Is not rather the genius of history like an eternal, imploring maiden, full of fire, with a burning heart and flaming soul, humanly warm and humanly beautiful?
Zachris Topelius
Training a telescope on one’s own belly button will only reveal lint. You like that? You go right on staring at it. I prefer looking at galaxies.
 Sarah Hoyt





No clue...
But in 2005 I pay close attention and wrote my own List<T> class with all sort implementation and a little associated commented on when best call which one!





You might find this free coursea course of interest
Algorithms, Part I[^]
It's from Princeton University and cotaught by Robert Sedgewick (who was one of Knuth's grad students). It covers all sorts of algos including heapsort.





Computer Science is a type of Math. With some mathematical proofs, you can explain the "trick" in a sentence or two, and with others you can't. For example, to prove the formula for the area of a right triangle, the trick is form a rectangle with two copies of it. But you can't explain the trick for proving the Pythagorean Theorem briefly. That's also the sitch with heapsort. Proving it involves several nonobvious steps, and you just have to slog through them.





There are additional important sorting algorithms.
 Radix sort (also called bucket sort) whose performance is O(n log_{r} n) where r is the number of buckets. Some people don't know there are sorts faster than O(n log_{2} n).

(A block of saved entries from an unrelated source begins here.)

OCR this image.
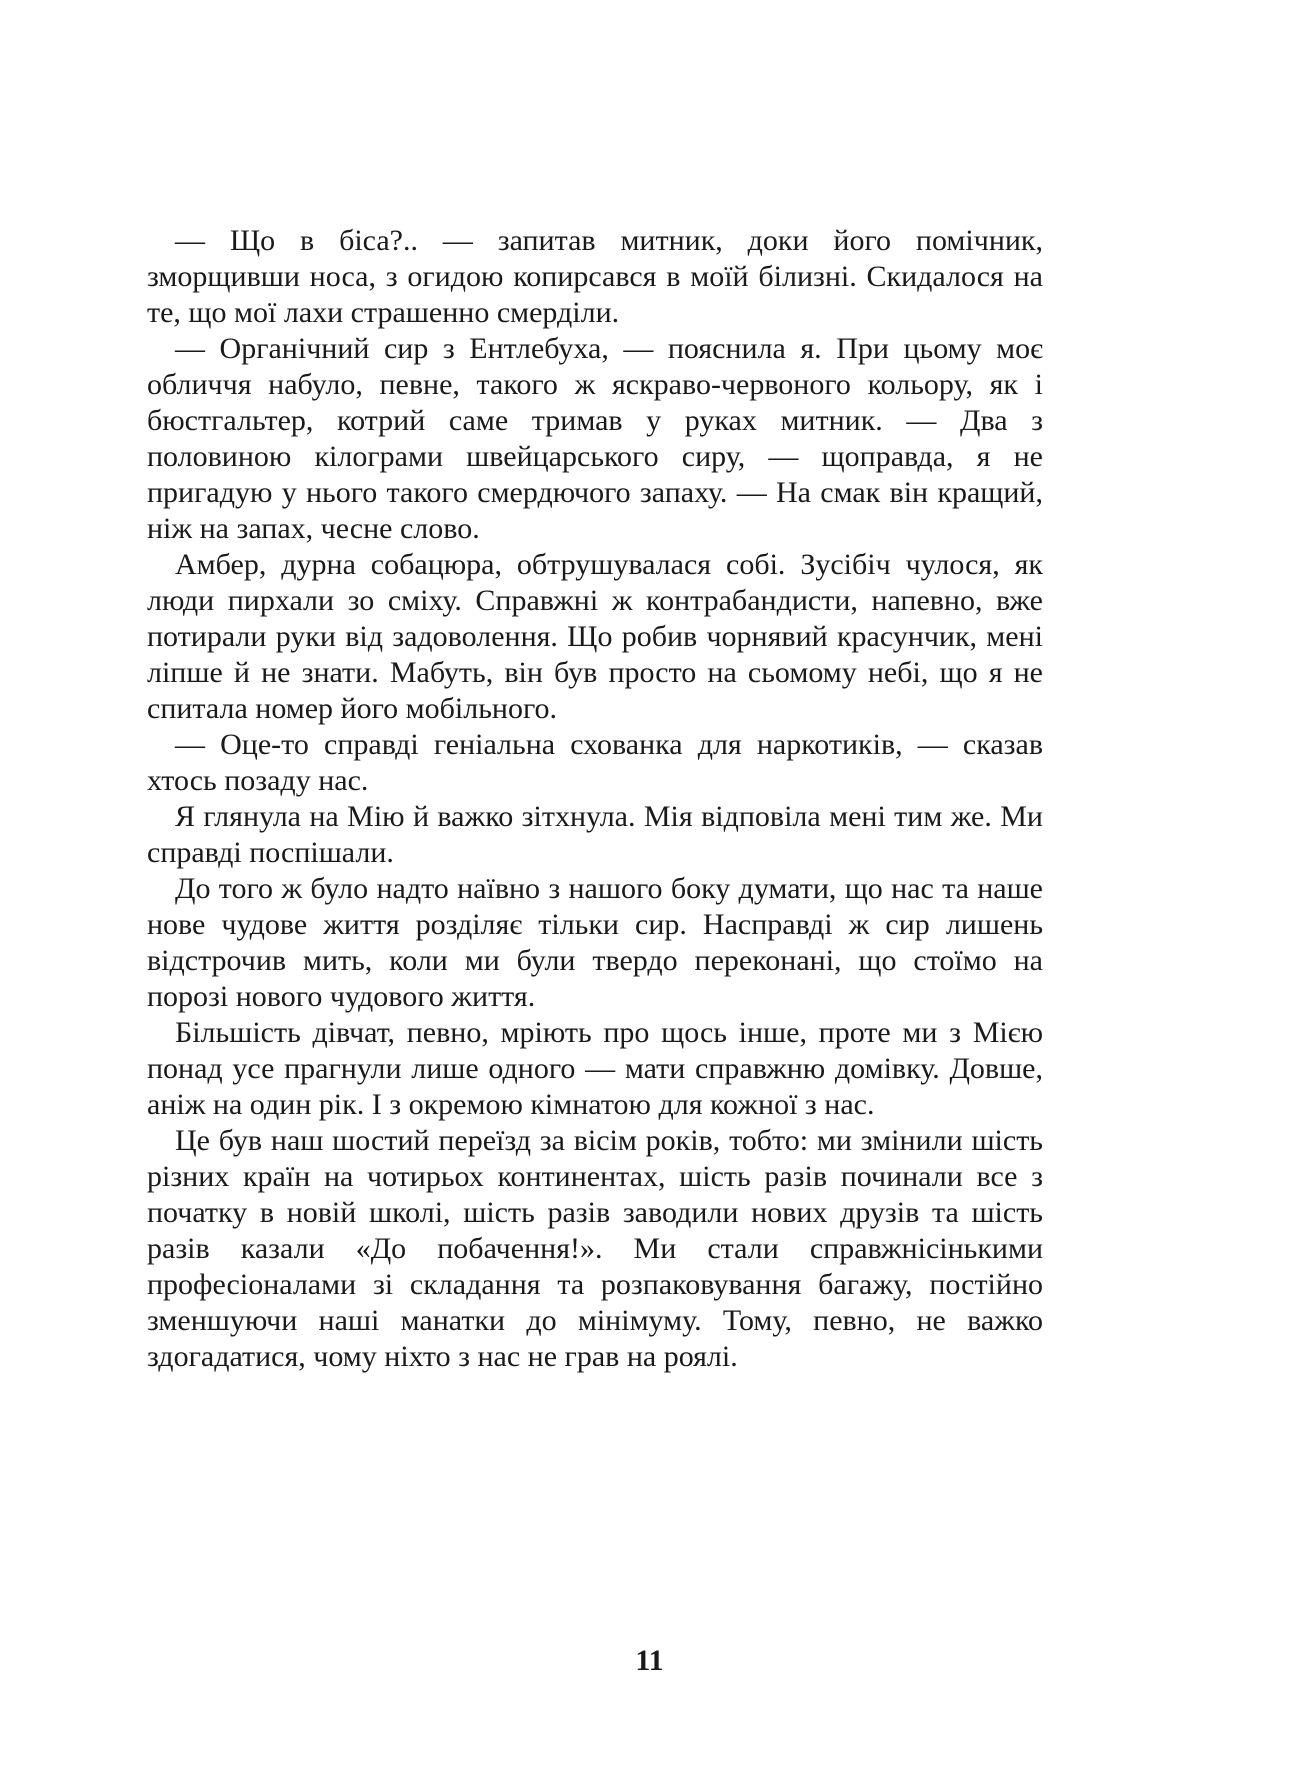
— Що в біса?.. — запитав митник, доки його помічник, зморщивши носа, з огидою копирсався в моїй білизні. Скидалося на те, що мої лахи страшенно смерділи.

— Органічний сир з Ентлебуха, — пояснила я. При цьому моє обличчя набуло, певне, такого ж яскраво-червоного кольору, як і бюстгальтер, котрий саме тримав у руках митник. — Два з половиною кілограми швейцарського сиру, — щоправда, я не пригадую у нього такого смердючого запаху. — На смак він кращий, ніж на запах, чесне слово.

Амбер, дурна собацюра, обтрушувалася собі. Зусібіч чулося, як люди пирхали зо сміху. Справжні ж контрабандисти, напевно, вже потирали руки від задоволення. Що робив чорнявий красунчик, мені ліпше й не знати. Мабуть, він був просто на сьомому небі, що я не спитала номер його мобільного.

— Оце-то справді геніальна схованка для наркотиків, — сказав хтось позаду нас.

Я глянула на Мію й важко зітхнула. Мія відповіла мені тим же. Ми справді поспішали.

До того ж було надто наївно з нашого боку думати, що нас та наше нове чудове життя розділяє тільки сир. Насправді ж сир лишень відстрочив мить, коли ми були твердо переконані, що стоїмо на порозі нового чудового життя.

Більшість дівчат, певно, мріють про щось інше, проте ми з Мією понад усе прагнули лише одного — мати справжню домівку. Довше, аніж на один рік. І з окремою кімнатою для кожної з нас.

Це був наш шостий переїзд за вісім років, тобто: ми змінили шість різних країн на чотирьох континентах, шість разів починали все з початку в новій школі, шість разів заводили нових друзів та шість разів казали «До побачення!». Ми стали справжнісінькими професіоналами зі складання та розпаковування багажу, постійно зменшуючи наші манатки до мінімуму. Тому, певно, не важко здогадатися, чому ніхто з нас не грав на роялі.

11
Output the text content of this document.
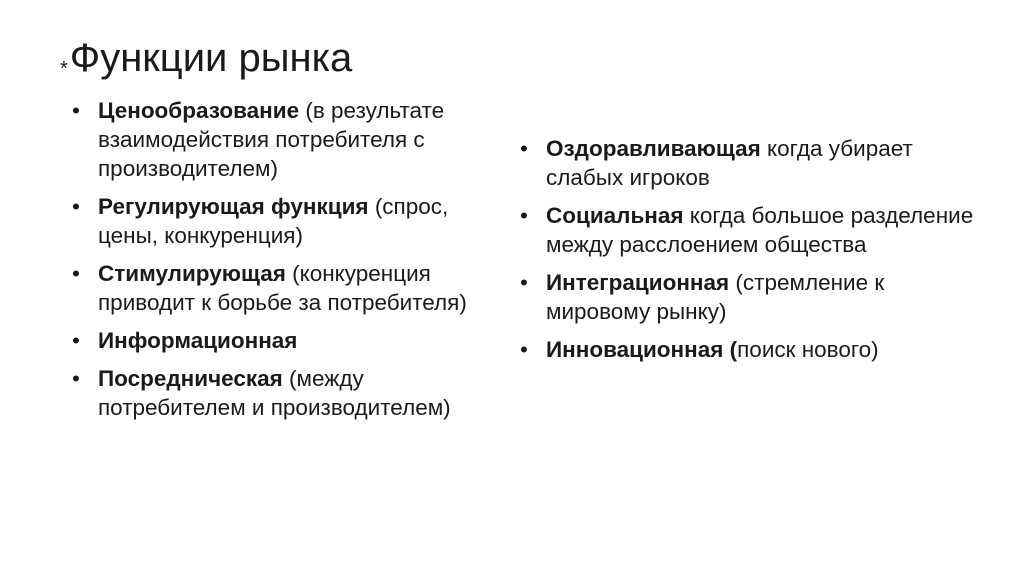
*Функции рынка
• Ценообразование (в результате взаимодействия потребителя с производителем)
• Регулирующая функция (спрос, цены, конкуренция)
• Стимулирующая (конкуренция приводит к борьбе за потребителя)
• Информационная
• Посредническая (между потребителем и производителем)
• Оздоравливающая когда убирает слабых игроков
• Социальная когда большое разделение между расслоением общества
• Интеграционная (стремление к мировому рынку)
• Инновационная (поиск нового)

Radix sort is interesting because IBM built a mechanical device that could sort data on Hollerith punch cards.
 FlashSort, a variation on radix sort that can sort some key distributions (like a consecutive subset of integers) in O(n).
I understand how heapsort and quicksort work. That's easy. But there are people who really understand them, who can use the pieces efficiently for other work. That's much harder.





Like someone else said, sure, back when I was in college. But do you need to understand it today? There are tools that do sorting and so many other tasks. You can't understand the inner workings of all of them. Hell, when I come back to some of my old "still working, but now needing a mod" code, I sometimes don't understand it. At least not without some studying and reacquaintance with the problem I was solving at the time. The great majority of sorting I need to do is done via indexes in the database tools I use. Using a HeapSort is not really on my radar. Not that it hurts to internalize it and  if you've got that good of a memory  to remember it, but it's certainly not required.





Just got this email AND a voicemail:
Hello my name is Tomas and I am a Technical Recruiter working with TEKsystems. I came across your information in our database and wanted to speak with you about your extensive .NET background and the trends that I see here currently in the Southern California market.
"I came across your information in our database" Ya, ok, sure
"Trends"?? What trends in Southern California?
Please give me a call at your earliest convenience and we can discuss the trends.
I'm reaching for the phone..NOT!
Thanks Kevin I look forward to speaking with you soon.
You wait right by the phone...
Stupid recruiter trolling for commissions again
If it's not broken, fix it until it is





Well, per your "signature", it seems his commissions are not broke, so he's seeking to fix it until it is!





What they actually want is referrals to hiring managers. It's the same reason an agent will ask for references before you've discussed a role/been interviewed. I always say "If they offer me a role, I'll happily give you references". If they don't play, there is no job.





Worked through them several times. They're ok.
Regards,
Rob Philpott.





Rob Philpott wrote: Worked through them several times.
Same here. I had no issues with them. One of the gigs was quite good, actually. I never got spammed by them, though. Interesting.